O assassinato completa oito anos em março, e esta é a primeira vez que os suspeitos de planejar e ordenar o ataque enfrentam julgamento na mais alta Corte.

A ministra da Igualdade Racial, Anielle Franco, irmã de Marielle, afirmou que o julgamento representa não apenas um passo para a família, mas também um marco para a democracia.

“A resposta aqui é pra democracia, não é só pra nossa família, pra que fique exemplo de que nenhum transgression pode ficar impune”, declarou.

Após 8 anos, família de Marielle vive expectativa de julgamento dos mandantes nary  STF

Após 8 anos, família de Marielle vive expectativa de julgamento dos mandantes nary STF

Ela também destacou que a investigação só avançou após mudanças institucionais. “A volta da democracia em 2022, a entrada da PF na investigação, ajudaram”, afirmou.

A mãe de Marielle, Marinete Silva, afirmou que a família confia em uma decisão dura contra os réus e reforçou a necessidade de uma resposta das instituições.

“A gente confia muito nessa punição. É preciso ter uma resposta positiva em relação aos mandantes dessa barbárie”, disse.

Ela declarou ainda que a família seguirá na luta até o fim: “Esses homens jamais imaginavam que estariam um dia sendo julgados. Vamos seguir até o fim.”

O pai da vereadora, Antônio Francisco, classificou a sessão como “primordial” e criticou a assimetria entre a falta de defesa das vítimas e o aparato jurídico disponível aos acusados.

“Vai completar 8 anos bash assassinato. Hoje vai ser um dia primordial para que esses indivíduos sejam julgados. Todos os cinco, nenhum deu accidental de defesa para Marielle e Anderson. Mas estão hoje com banca de advogados para defendê-los. Confio nary STF”, afirmou.

A esposa de Anderson Gomes, Agatha Arnaus, lembrou o longo tempo de espera por respostas e defendeu que a responsabilização alcance também quem ordenou o crime.

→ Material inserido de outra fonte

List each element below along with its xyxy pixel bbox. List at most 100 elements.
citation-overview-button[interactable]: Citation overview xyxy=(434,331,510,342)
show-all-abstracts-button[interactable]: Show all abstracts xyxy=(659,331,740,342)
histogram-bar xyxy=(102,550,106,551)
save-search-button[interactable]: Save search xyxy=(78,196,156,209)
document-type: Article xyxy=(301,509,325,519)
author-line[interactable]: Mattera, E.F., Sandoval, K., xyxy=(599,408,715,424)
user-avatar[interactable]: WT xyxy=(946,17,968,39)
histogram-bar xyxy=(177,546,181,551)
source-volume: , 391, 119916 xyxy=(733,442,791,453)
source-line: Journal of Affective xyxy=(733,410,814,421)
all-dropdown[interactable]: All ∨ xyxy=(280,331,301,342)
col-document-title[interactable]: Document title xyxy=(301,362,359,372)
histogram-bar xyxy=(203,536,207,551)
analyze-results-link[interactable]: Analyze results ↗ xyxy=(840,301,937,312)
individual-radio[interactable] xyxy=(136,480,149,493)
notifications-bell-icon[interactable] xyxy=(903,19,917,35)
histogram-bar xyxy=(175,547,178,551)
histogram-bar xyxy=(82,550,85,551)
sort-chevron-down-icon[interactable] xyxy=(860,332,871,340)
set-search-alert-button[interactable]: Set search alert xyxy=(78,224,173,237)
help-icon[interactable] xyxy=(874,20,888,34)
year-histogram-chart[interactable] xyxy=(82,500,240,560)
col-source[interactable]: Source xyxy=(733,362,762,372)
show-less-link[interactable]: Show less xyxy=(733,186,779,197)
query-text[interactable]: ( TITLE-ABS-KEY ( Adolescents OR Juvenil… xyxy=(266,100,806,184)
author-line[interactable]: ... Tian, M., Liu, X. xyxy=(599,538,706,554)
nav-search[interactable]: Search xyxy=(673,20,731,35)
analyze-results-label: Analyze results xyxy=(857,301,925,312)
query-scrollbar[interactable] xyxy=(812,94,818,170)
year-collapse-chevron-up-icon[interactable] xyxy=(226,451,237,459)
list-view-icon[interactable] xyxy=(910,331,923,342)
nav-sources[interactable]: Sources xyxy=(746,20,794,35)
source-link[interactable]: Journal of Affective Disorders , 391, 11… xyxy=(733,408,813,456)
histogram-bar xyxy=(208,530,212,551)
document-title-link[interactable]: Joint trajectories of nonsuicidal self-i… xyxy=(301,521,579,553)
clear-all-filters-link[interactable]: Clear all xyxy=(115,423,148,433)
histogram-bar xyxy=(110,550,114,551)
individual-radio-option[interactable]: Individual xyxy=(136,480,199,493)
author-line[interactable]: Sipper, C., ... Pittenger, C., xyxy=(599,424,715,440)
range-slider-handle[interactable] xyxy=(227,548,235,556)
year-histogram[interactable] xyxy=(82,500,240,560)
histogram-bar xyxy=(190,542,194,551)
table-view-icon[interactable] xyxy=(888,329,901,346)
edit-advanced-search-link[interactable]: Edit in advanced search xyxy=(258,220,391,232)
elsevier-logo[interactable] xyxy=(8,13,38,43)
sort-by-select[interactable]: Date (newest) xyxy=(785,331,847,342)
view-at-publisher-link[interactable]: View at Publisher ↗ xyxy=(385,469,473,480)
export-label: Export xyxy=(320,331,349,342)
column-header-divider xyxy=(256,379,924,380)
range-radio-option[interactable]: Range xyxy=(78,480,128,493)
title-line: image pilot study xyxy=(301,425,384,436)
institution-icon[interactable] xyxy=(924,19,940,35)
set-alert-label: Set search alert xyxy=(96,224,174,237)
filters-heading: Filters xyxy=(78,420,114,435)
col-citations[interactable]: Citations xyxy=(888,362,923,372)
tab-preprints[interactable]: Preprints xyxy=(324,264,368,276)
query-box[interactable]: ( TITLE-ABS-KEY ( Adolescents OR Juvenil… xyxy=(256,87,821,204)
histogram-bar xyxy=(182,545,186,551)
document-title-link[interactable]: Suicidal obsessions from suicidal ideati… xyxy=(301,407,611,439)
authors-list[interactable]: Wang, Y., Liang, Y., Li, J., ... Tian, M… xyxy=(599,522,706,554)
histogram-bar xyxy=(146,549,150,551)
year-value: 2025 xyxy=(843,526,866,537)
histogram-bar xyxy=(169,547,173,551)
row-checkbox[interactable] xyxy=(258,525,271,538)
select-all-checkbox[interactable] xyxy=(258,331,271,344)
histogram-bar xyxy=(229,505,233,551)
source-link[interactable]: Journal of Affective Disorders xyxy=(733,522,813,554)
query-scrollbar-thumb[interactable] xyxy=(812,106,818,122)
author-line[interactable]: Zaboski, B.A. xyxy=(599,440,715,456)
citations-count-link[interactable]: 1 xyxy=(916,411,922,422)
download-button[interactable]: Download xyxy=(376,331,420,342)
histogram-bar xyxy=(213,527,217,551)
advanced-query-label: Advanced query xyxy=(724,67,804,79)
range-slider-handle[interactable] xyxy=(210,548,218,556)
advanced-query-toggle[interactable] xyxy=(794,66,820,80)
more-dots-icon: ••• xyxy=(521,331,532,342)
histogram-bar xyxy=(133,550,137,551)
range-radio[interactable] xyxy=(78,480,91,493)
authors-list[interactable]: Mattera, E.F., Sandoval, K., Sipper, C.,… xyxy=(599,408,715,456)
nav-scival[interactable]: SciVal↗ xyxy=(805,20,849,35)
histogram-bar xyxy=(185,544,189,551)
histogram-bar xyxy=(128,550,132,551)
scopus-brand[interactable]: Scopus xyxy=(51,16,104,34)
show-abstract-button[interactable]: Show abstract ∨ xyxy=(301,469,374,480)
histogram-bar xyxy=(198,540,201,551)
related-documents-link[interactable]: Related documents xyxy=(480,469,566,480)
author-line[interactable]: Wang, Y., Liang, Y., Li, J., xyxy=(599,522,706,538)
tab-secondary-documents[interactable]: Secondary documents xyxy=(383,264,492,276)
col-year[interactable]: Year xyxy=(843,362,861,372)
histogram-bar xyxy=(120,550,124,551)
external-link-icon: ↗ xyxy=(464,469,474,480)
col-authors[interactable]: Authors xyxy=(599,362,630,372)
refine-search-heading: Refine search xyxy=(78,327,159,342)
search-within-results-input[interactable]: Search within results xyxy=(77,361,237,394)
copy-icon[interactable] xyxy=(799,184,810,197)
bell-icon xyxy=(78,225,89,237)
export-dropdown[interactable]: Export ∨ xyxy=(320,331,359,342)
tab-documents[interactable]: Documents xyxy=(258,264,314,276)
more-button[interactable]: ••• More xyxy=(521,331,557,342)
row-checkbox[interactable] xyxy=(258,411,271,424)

“Justiça não é um sentimento, é um processo. Oito anos é tempo demais pra quem espera por resposta. O Estado tem que alcançar também quem ordena crime”, disse.

Anielle reforçou ainda que o assassinato expôs estruturas criminosas profundas nary Estado. “O assassinato da minha irmã abriu a tampa bash bueiro. Espero que arsenic autoridades possam agir firmemente”, disse.

Para a ministra, o caso elevou o statement nacional sobre segurança pública: “Não dá pra normalizar o crime. Esse país precisa pensar em segurança pública.”

Luyara Santos, filha de Marielle, agradeceu o apoio recebido ao longo dos anos e afirmou esperar um desfecho favorável. “Queria agradecer a todos que fortalecem a nossa luta e que amanhã a gente saia com a vitória”, disse.

Representantes de instituições como a Anistia Internacional acompanharam a chegada da família ao STF.